19. That is not to say that such statements should be construed as if they were statutory or contractual provisions. Although a development plan has a legal status and legal effects, it is not analogous in its nature or purpose to a statute or a contract. As has often been observed, development plans are full of broad statements of policy, many of which may be mutually irreconcilable, so that in a particular case one must give way to another. In addition, many of the provisions of development plans are framed in language whose application to a given set of facts requires the exercise of judgment. Such matters fall within the jurisdiction of planning authorities, and their exercise of their judgment can only be challenged on the ground that it is irrational or perverse (Tesco Stores Ltd v Secretary of State for the Environment [1995] 1 WLR 759, 780 per Lord Hoffmann)…".
"25. It must be remembered that, whether in a development plan or in a non-statutory statement such as the NPPF, these are statements of policy, not statutory texts, and must be read in that light. Even where there are disputes over interpretation, they may well not be determinative of the outcome…Furthermore, the courts should respect the expertise of the specialist planning inspectors, and start at least from the presumption that they will have understood the policy framework correctly. With the support and guidance of the planning inspectorate, they have primary responsibility for resolving disputes between planning authorities, developers and others, over the practical application of the policies, national or local.…
26. Recourse to the courts may sometimes be needed to resolve distinct issues of law, or to ensure consistency of interpretation in relation to specific policies, as in the Tesco case. In that exercise the specialist judges of the Planning Court have an important role. However, the judges are entitled to look to applicants, seeking to rely on matters of planning policy in applications to quash planning decisions (at local or appellate level), to distinguish clearly between issues of interpretation of policy, appropriate for judicial analysis, and issues of judgement in the application of that policy; and not to elide the two".

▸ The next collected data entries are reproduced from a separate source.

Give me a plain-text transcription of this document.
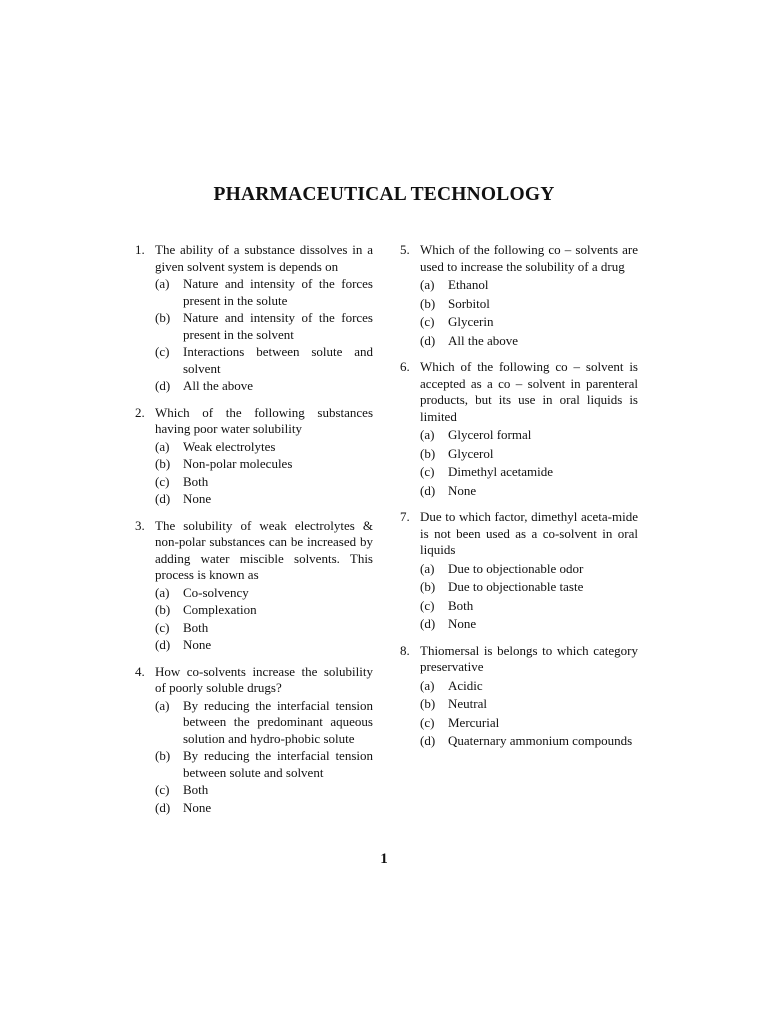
PHARMACEUTICAL TECHNOLOGY
1. The ability of a substance dissolves in a given solvent system is depends on
(a)	Nature and intensity of the forces present in the solute
(b) Nature and intensity of the forces present in the solvent
(c)	Interactions between solute and solvent
(d) All the above
2. Which of the following substances having poor water solubility
(a)	Weak electrolytes
(b) Non-polar molecules
(c)	Both
(d) None
3. The solubility of weak electrolytes & non-polar substances can be increased by adding water miscible solvents. This process is known as
(a)	Co-solvency
(b) Complexation
(c)	Both
(d) None
4. How co-solvents increase the solubility of poorly soluble drugs?
(a)	By reducing the interfacial tension between the predominant aqueous solution and hydro-phobic solute
(b) By reducing the interfacial tension between solute and solvent
(c)	Both
(d) None
5. Which of the following co – solvents are used to increase the solubility of a drug
(a)	Ethanol
(b) Sorbitol
(c)	Glycerin
(d) All the above
6. Which of the following co – solvent is accepted as a co – solvent in parenteral products, but its use in oral liquids is limited
(a)	Glycerol formal
(b) Glycerol
(c)	Dimethyl acetamide
(d) None
7. Due to which factor, dimethyl aceta-mide is not been used as a co-solvent in oral liquids
(a)	Due to objectionable odor
(b) Due to objectionable taste
(c)	Both
(d) None
8. Thiomersal is belongs to which category preservative
(a)	Acidic
(b) Neutral
(c)	Mercurial
(d) Quaternary ammonium compounds
1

"36. The reasons must be intelligible and they must be adequate. They must enable the reader to understand why the matter was decided as it was and what conclusions were reached on the "principal important controversial issues", disclosing how any issue of law or fact was resolved. Reasons can be briefly stated, the degree of particularity required depending entirely on the nature of the issues falling for decision. The reasoning must not give rise to a substantial doubt as to whether the decision-maker erred in law, for example by misunderstanding some relevant policy or some other important matter or by failing to reach a rational decision on relevant grounds. But such adverse inference will not readily be drawn. The reasons need only refer to the main issues in the dispute, not to every material consideration. They should enable disappointed developers to assess their prospects of obtaining some alternative development permission, or, as the case may be, their unsuccessful opponents to understand how the policy or approach underlying the grant of permission may impact upon future such applications. Decision letters must be read in a straightforward manner, recognising that they are addressed to parties well aware of the issues involved and the arguments advanced. A reasons challenge will only succeed if the party aggrieved can satisfy the court that he has genuinely been substantially prejudiced by the failure to provide an adequately reasoned decision".